The elephants are beautiful. Large, but not quite as big as regular zoo elephants. Jungle elephants are more compact for getting through the foliage. There are two females, one scrappy male in training (his tusks are just poking through and he's smaller than the females at three years old), and a group of younger baby elephants. There are several cars both behind the herd and in front, and all move slowly with the elephants so their movement is not impeded.
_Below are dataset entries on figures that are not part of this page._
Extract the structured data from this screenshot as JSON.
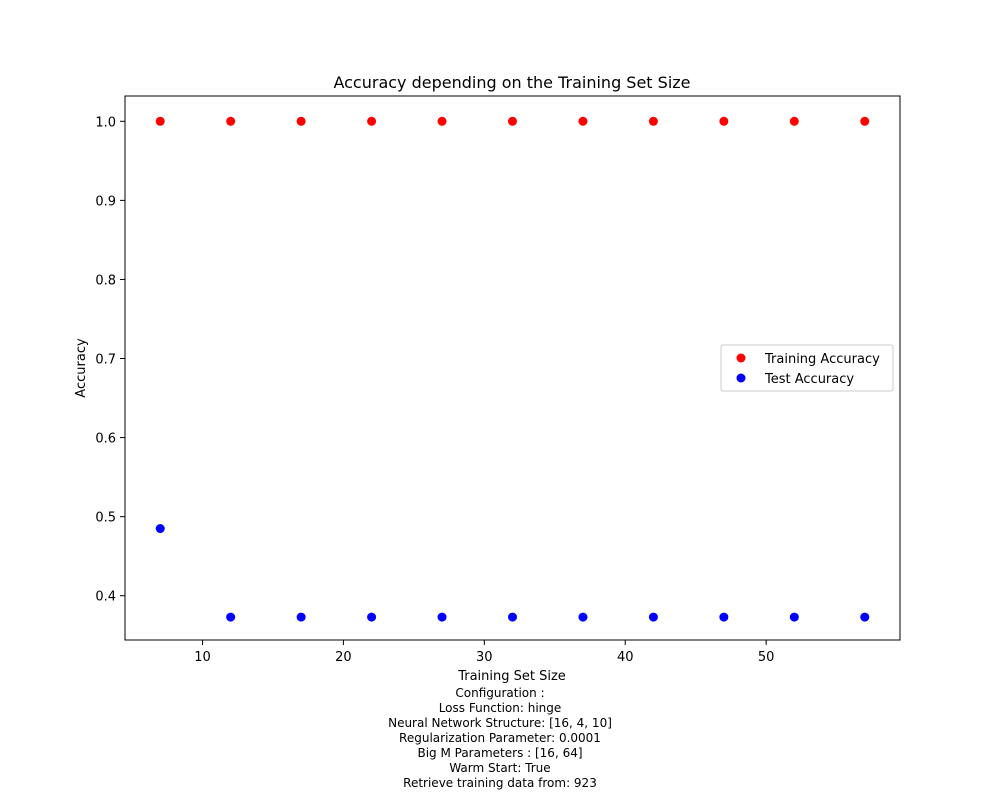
{
  "chart_data": {
    "type": "scatter",
    "title": "Accuracy depending on the Training Set Size",
    "xlabel": "Training Set Size",
    "ylabel": "Accuracy",
    "xlim": [
      4.5,
      59.5
    ],
    "ylim": [
      0.344,
      1.032
    ],
    "xticks": [
      10,
      20,
      30,
      40,
      50
    ],
    "yticks": [
      0.4,
      0.5,
      0.6,
      0.7,
      0.8,
      0.9,
      1.0
    ],
    "ytick_labels": [
      "0.4",
      "0.5",
      "0.6",
      "0.7",
      "0.8",
      "0.9",
      "1.0"
    ],
    "grid": false,
    "legend_position": "center-right",
    "x": [
      7,
      12,
      17,
      22,
      27,
      32,
      37,
      42,
      47,
      52,
      57
    ],
    "series": [
      {
        "name": "Training Accuracy",
        "color": "#ff0000",
        "values": [
          1.0,
          1.0,
          1.0,
          1.0,
          1.0,
          1.0,
          1.0,
          1.0,
          1.0,
          1.0,
          1.0
        ]
      },
      {
        "name": "Test Accuracy",
        "color": "#0000ff",
        "values": [
          0.485,
          0.373,
          0.373,
          0.373,
          0.373,
          0.373,
          0.373,
          0.373,
          0.373,
          0.373,
          0.373
        ]
      }
    ]
  },
  "caption": {
    "lines": [
      "Configuration :",
      "Loss Function: hinge",
      "Neural Network Structure: [16, 4, 10]",
      "Regularization Parameter: 0.0001",
      "Big M Parameters : [16, 64]",
      "Warm Start: True",
      "Retrieve training data from: 923"
    ]
  }
}
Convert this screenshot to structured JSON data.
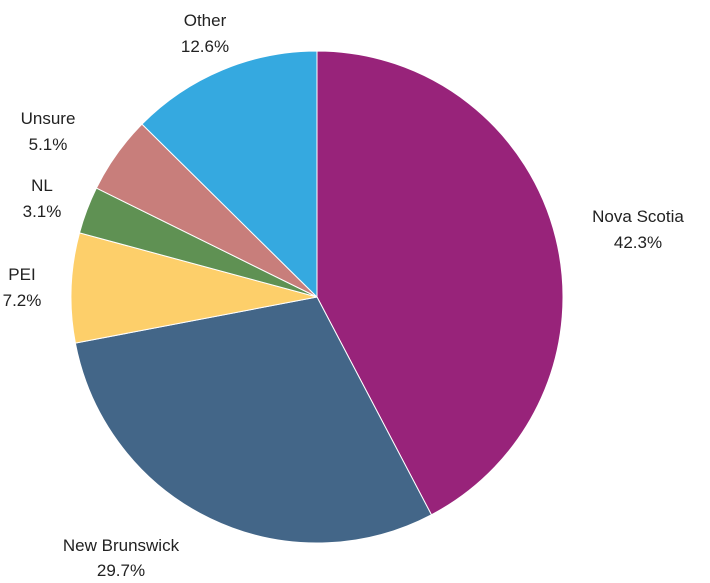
{
  "chart_data": {
    "type": "pie",
    "title": "",
    "slices": [
      {
        "label": "Nova Scotia",
        "value": 42.3,
        "display": "42.3%",
        "color": "#98237A"
      },
      {
        "label": "New Brunswick",
        "value": 29.7,
        "display": "29.7%",
        "color": "#436688"
      },
      {
        "label": "PEI",
        "value": 7.2,
        "display": "7.2%",
        "color": "#FDCF6A"
      },
      {
        "label": "NL",
        "value": 3.1,
        "display": "3.1%",
        "color": "#5F9153"
      },
      {
        "label": "Unsure",
        "value": 5.1,
        "display": "5.1%",
        "color": "#C87E7B"
      },
      {
        "label": "Other",
        "value": 12.6,
        "display": "12.6%",
        "color": "#35A9E0"
      }
    ],
    "start_angle": "12 o'clock",
    "direction": "clockwise",
    "legend": "none (labels outside slices)"
  }
}
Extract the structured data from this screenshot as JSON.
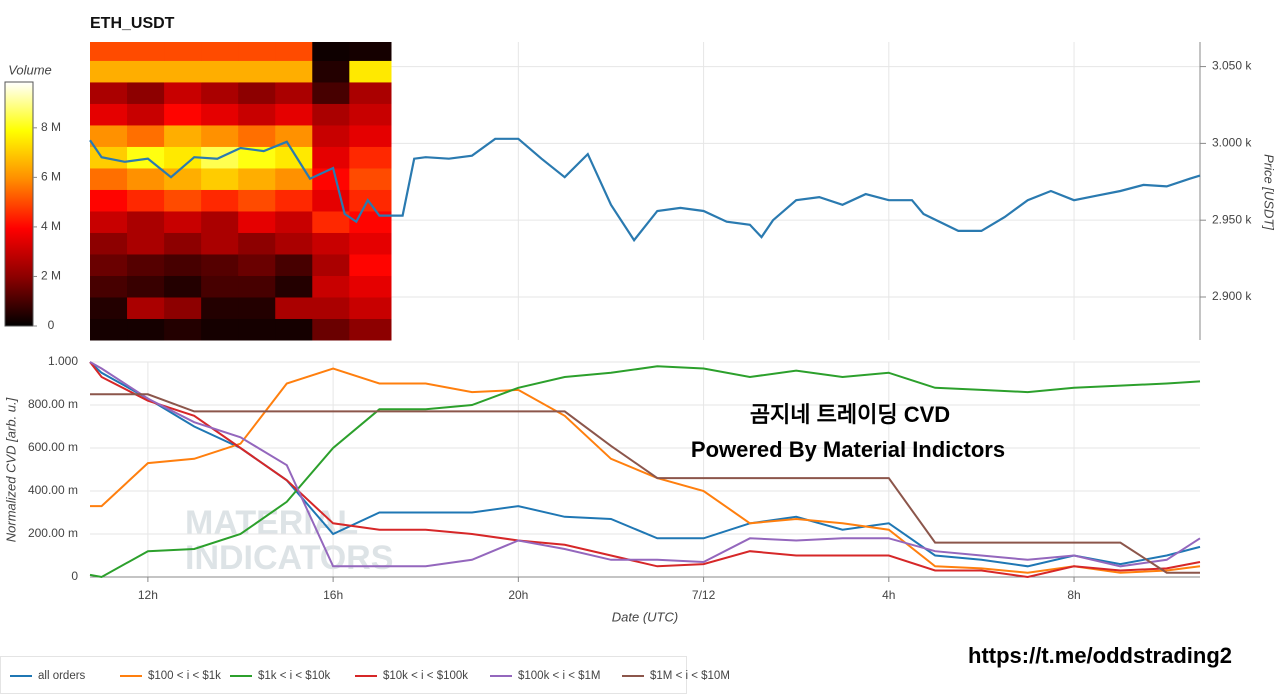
{
  "chart_data": [
    {
      "type": "heatmap",
      "title": "ETH_USDT",
      "y2label": "Price [USDT]",
      "colorbar_label": "Volume",
      "colormap": [
        "#000000",
        "#8b0000",
        "#ff0000",
        "#ff8c00",
        "#ffff00",
        "#ffffff"
      ],
      "xlim": [
        10.75,
        34.72
      ],
      "xticks": [
        12,
        16,
        20,
        24,
        28,
        32
      ],
      "y2lim": [
        2872,
        3066
      ],
      "y2ticks": [
        {
          "value": 2900,
          "label": "2.900 k"
        },
        {
          "value": 2950,
          "label": "2.950 k"
        },
        {
          "value": 3000,
          "label": "3.000 k"
        },
        {
          "value": 3050,
          "label": "3.050 k"
        }
      ],
      "zlim": [
        0,
        9850000
      ],
      "zticks": [
        {
          "value": 0,
          "label": "0"
        },
        {
          "value": 2000000,
          "label": "2 M"
        },
        {
          "value": 4000000,
          "label": "4 M"
        },
        {
          "value": 6000000,
          "label": "6 M"
        },
        {
          "value": 8000000,
          "label": "8 M"
        }
      ],
      "x_bins": [
        10.75,
        11.55,
        12.35,
        13.15,
        13.95,
        14.75,
        15.55,
        16.35,
        17.25
      ],
      "y_bins": [
        2872,
        2886,
        2900,
        2914,
        2928,
        2942,
        2956,
        2970,
        2984,
        2998,
        3012,
        3026,
        3040,
        3054,
        3066
      ],
      "z": [
        [
          300000,
          300000,
          500000,
          300000,
          300000,
          300000,
          1500000,
          2000000
        ],
        [
          500000,
          2500000,
          2000000,
          500000,
          500000,
          2500000,
          2500000,
          3000000
        ],
        [
          1000000,
          800000,
          500000,
          1000000,
          1000000,
          500000,
          3000000,
          3500000
        ],
        [
          1500000,
          1200000,
          1000000,
          1200000,
          1500000,
          1000000,
          2500000,
          4000000
        ],
        [
          2000000,
          2500000,
          2000000,
          2500000,
          2000000,
          2500000,
          3000000,
          3500000
        ],
        [
          3000000,
          2500000,
          3000000,
          2500000,
          3500000,
          3000000,
          4500000,
          4000000
        ],
        [
          4000000,
          4500000,
          5000000,
          4500000,
          5000000,
          4500000,
          3500000,
          4500000
        ],
        [
          5500000,
          6000000,
          6500000,
          7000000,
          6500000,
          6000000,
          4000000,
          5000000
        ],
        [
          7000000,
          8000000,
          7500000,
          8500000,
          8000000,
          7500000,
          3500000,
          4500000
        ],
        [
          6000000,
          5500000,
          6500000,
          6000000,
          5500000,
          6000000,
          3000000,
          3500000
        ],
        [
          3500000,
          3000000,
          4000000,
          3500000,
          3000000,
          3500000,
          2500000,
          3000000
        ],
        [
          2500000,
          2000000,
          3000000,
          2500000,
          2000000,
          2500000,
          1000000,
          2500000
        ],
        [
          6500000,
          6500000,
          6500000,
          6500000,
          6500000,
          6500000,
          500000,
          7500000
        ],
        [
          5000000,
          5000000,
          5000000,
          5000000,
          5000000,
          5000000,
          200000,
          300000
        ]
      ],
      "color": "#2a7ab0",
      "axis": "y2",
      "x": [
        10.75,
        11.0,
        11.5,
        12.0,
        12.5,
        13.0,
        13.5,
        14.0,
        14.5,
        15.0,
        15.5,
        16.0,
        16.25,
        16.5,
        16.75,
        17.0,
        17.5,
        17.75,
        18.0,
        18.5,
        19.0,
        19.5,
        20.0,
        20.5,
        21.0,
        21.5,
        22.0,
        22.5,
        23.0,
        23.5,
        24.0,
        24.5,
        25.0,
        25.25,
        25.5,
        26.0,
        26.5,
        27.0,
        27.5,
        28.0,
        28.5,
        28.75,
        29.5,
        30.0,
        30.5,
        31.0,
        31.5,
        32.0,
        32.5,
        33.0,
        33.5,
        34.0,
        34.5,
        34.72
      ],
      "values": [
        3002,
        2991,
        2988,
        2990,
        2978,
        2991,
        2990,
        2997,
        2995,
        3001,
        2977,
        2984,
        2954,
        2949,
        2963,
        2953,
        2953,
        2990,
        2991,
        2990,
        2992,
        3003,
        3003,
        2990,
        2978,
        2993,
        2960,
        2937,
        2956,
        2958,
        2956,
        2949,
        2947,
        2939,
        2950,
        2963,
        2965,
        2960,
        2967,
        2963,
        2963,
        2954,
        2943,
        2943,
        2952,
        2963,
        2969,
        2963,
        2966,
        2969,
        2973,
        2972,
        2977,
        2979
      ]
    },
    {
      "type": "line",
      "ylabel": "Normalized CVD [arb. u.]",
      "xlabel": "Date (UTC)",
      "annotations": [
        "곰지네 트레이딩 CVD",
        "Powered By Material Indictors"
      ],
      "watermark": [
        "MATERIAL",
        "INDICATORS"
      ],
      "xlim": [
        10.75,
        34.72
      ],
      "xticks": [
        {
          "value": 12,
          "label": "12h"
        },
        {
          "value": 16,
          "label": "16h"
        },
        {
          "value": 20,
          "label": "20h"
        },
        {
          "value": 24,
          "label": "7/12"
        },
        {
          "value": 28,
          "label": "4h"
        },
        {
          "value": 32,
          "label": "8h"
        }
      ],
      "ylim": [
        0,
        1.0
      ],
      "yticks": [
        0,
        {
          "value": 0.2,
          "label": "200.00 m"
        },
        {
          "value": 0.4,
          "label": "400.00 m"
        },
        {
          "value": 0.6,
          "label": "600.00 m"
        },
        {
          "value": 0.8,
          "label": "800.00 m"
        },
        {
          "value": 1.0,
          "label": "1.000"
        }
      ],
      "x": [
        10.75,
        11,
        12,
        13,
        14,
        15,
        16,
        17,
        18,
        19,
        20,
        21,
        22,
        23,
        24,
        25,
        26,
        27,
        28,
        29,
        30,
        31,
        32,
        33,
        34,
        34.72
      ],
      "series": [
        {
          "name": "all orders",
          "color": "#1f77b4",
          "values": [
            1.0,
            0.95,
            0.83,
            0.7,
            0.6,
            0.45,
            0.2,
            0.3,
            0.3,
            0.3,
            0.33,
            0.28,
            0.27,
            0.18,
            0.18,
            0.25,
            0.28,
            0.22,
            0.25,
            0.1,
            0.08,
            0.05,
            0.1,
            0.06,
            0.1,
            0.14
          ]
        },
        {
          "name": "$100 < i < $1k",
          "color": "#ff7f0e",
          "values": [
            0.33,
            0.33,
            0.53,
            0.55,
            0.62,
            0.9,
            0.97,
            0.9,
            0.9,
            0.86,
            0.87,
            0.75,
            0.55,
            0.46,
            0.4,
            0.25,
            0.27,
            0.25,
            0.22,
            0.05,
            0.04,
            0.02,
            0.05,
            0.02,
            0.03,
            0.05
          ]
        },
        {
          "name": "$1k < i < $10k",
          "color": "#2ca02c",
          "values": [
            0.01,
            0,
            0.12,
            0.13,
            0.2,
            0.35,
            0.6,
            0.78,
            0.78,
            0.8,
            0.88,
            0.93,
            0.95,
            0.98,
            0.97,
            0.93,
            0.96,
            0.93,
            0.95,
            0.88,
            0.87,
            0.86,
            0.88,
            0.89,
            0.9,
            0.91
          ]
        },
        {
          "name": "$10k < i < $100k",
          "color": "#d62728",
          "values": [
            1.0,
            0.93,
            0.82,
            0.75,
            0.6,
            0.45,
            0.25,
            0.22,
            0.22,
            0.2,
            0.17,
            0.15,
            0.1,
            0.05,
            0.06,
            0.12,
            0.1,
            0.1,
            0.1,
            0.03,
            0.03,
            0.0,
            0.05,
            0.03,
            0.04,
            0.07
          ]
        },
        {
          "name": "$100k < i < $1M",
          "color": "#9467bd",
          "values": [
            1.0,
            0.97,
            0.83,
            0.72,
            0.65,
            0.52,
            0.05,
            0.05,
            0.05,
            0.08,
            0.17,
            0.13,
            0.08,
            0.08,
            0.07,
            0.18,
            0.17,
            0.18,
            0.18,
            0.12,
            0.1,
            0.08,
            0.1,
            0.05,
            0.08,
            0.18
          ]
        },
        {
          "name": "$1M < i < $10M",
          "color": "#8c564b",
          "values": [
            0.85,
            0.85,
            0.85,
            0.77,
            0.77,
            0.77,
            0.77,
            0.77,
            0.77,
            0.77,
            0.77,
            0.77,
            0.61,
            0.46,
            0.46,
            0.46,
            0.46,
            0.46,
            0.46,
            0.16,
            0.16,
            0.16,
            0.16,
            0.16,
            0.02,
            0.02
          ]
        }
      ]
    }
  ],
  "footer": "https://t.me/oddstrading2"
}
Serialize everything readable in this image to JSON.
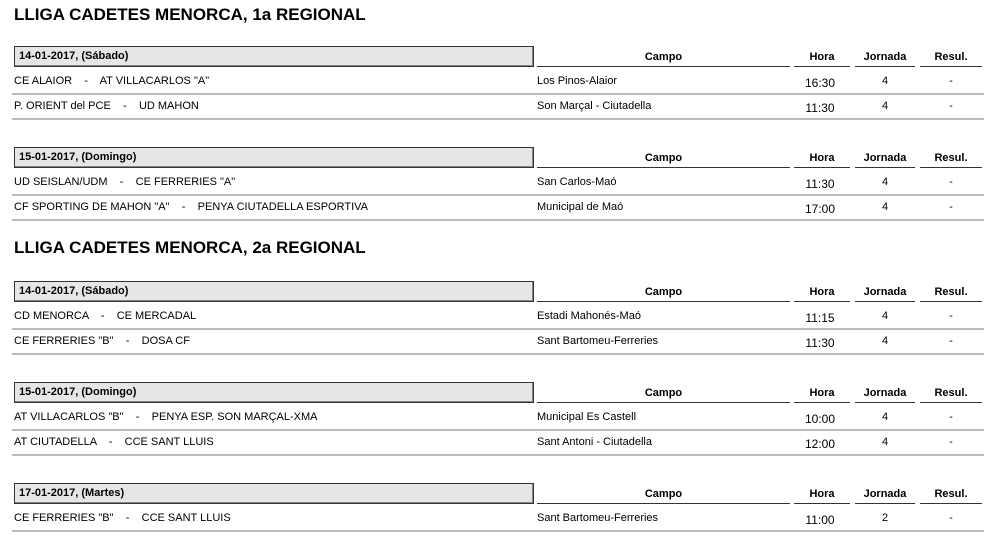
{
  "columns": {
    "campo": "Campo",
    "hora": "Hora",
    "jornada": "Jornada",
    "resul": "Resul."
  },
  "sections": [
    {
      "title": "LLIGA CADETES MENORCA, 1a REGIONAL",
      "groups": [
        {
          "date": "14-01-2017,  (Sábado)",
          "rows": [
            {
              "home": "CE ALAIOR",
              "away": "AT VILLACARLOS \"A\"",
              "campo": "Los Pinos-Alaior",
              "hora": "16:30",
              "jornada": "4",
              "resul": "-"
            },
            {
              "home": "P. ORIENT del PCE",
              "away": "UD MAHON",
              "campo": "Son Marçal - Ciutadella",
              "hora": "11:30",
              "jornada": "4",
              "resul": "-"
            }
          ]
        },
        {
          "date": "15-01-2017,  (Domingo)",
          "rows": [
            {
              "home": "UD SEISLAN/UDM",
              "away": "CE FERRERIES \"A\"",
              "campo": "San Carlos-Maó",
              "hora": "11:30",
              "jornada": "4",
              "resul": "-"
            },
            {
              "home": "CF SPORTING DE MAHON \"A\"",
              "away": "PENYA CIUTADELLA ESPORTIVA",
              "campo": "Municipal de Maó",
              "hora": "17:00",
              "jornada": "4",
              "resul": "-"
            }
          ]
        }
      ]
    },
    {
      "title": "LLIGA CADETES MENORCA, 2a REGIONAL",
      "groups": [
        {
          "date": "14-01-2017,  (Sábado)",
          "rows": [
            {
              "home": "CD MENORCA",
              "away": "CE MERCADAL",
              "campo": "Estadi Mahonés-Maó",
              "hora": "11:15",
              "jornada": "4",
              "resul": "-"
            },
            {
              "home": "CE FERRERIES \"B\"",
              "away": "DOSA CF",
              "campo": "Sant Bartomeu-Ferreries",
              "hora": "11:30",
              "jornada": "4",
              "resul": "-"
            }
          ]
        },
        {
          "date": "15-01-2017,  (Domingo)",
          "rows": [
            {
              "home": "AT VILLACARLOS \"B\"",
              "away": "PENYA ESP. SON MARÇAL-XMA",
              "campo": "Municipal Es Castell",
              "hora": "10:00",
              "jornada": "4",
              "resul": "-"
            },
            {
              "home": "AT CIUTADELLA",
              "away": "CCE SANT LLUIS",
              "campo": "Sant Antoni - Ciutadella",
              "hora": "12:00",
              "jornada": "4",
              "resul": "-"
            }
          ]
        },
        {
          "date": "17-01-2017,  (Martes)",
          "rows": [
            {
              "home": "CE FERRERIES \"B\"",
              "away": "CCE SANT LLUIS",
              "campo": "Sant Bartomeu-Ferreries",
              "hora": "11:00",
              "jornada": "2",
              "resul": "-"
            }
          ]
        }
      ]
    }
  ]
}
A few times a car zooms past the elephants from behind and scares one of the babies, causing it to trumpet in surprise. The overall effect is one of sadness at the lives forced upon these creatures. They are like celebrities who can't escape the menacing hold of the paparazzi, forced to live in a bizarre confinement. Every so often the male is pissed off by a car and makes to charge it, speeding up his gait and letting out a low, grumbling trumpet. Our own truck gets quite close to the elephants a few times and the male tried to charge us once and Fifty was, for the first time, visibly shaken by the wild. He takes elephants quite seriously and tells us a few stories about them charging cars, crushing the hoods, and even picking up motorbikes with their trunk. They are dangerous, unpredictable creatures. Though I would take one of these beauties over a pit viper if given a choice.

The excitement of the elephant sighting is the perfect end to our jungle trek, and the ride home is silent as we all contemplate the mark the jungle has left on each of us.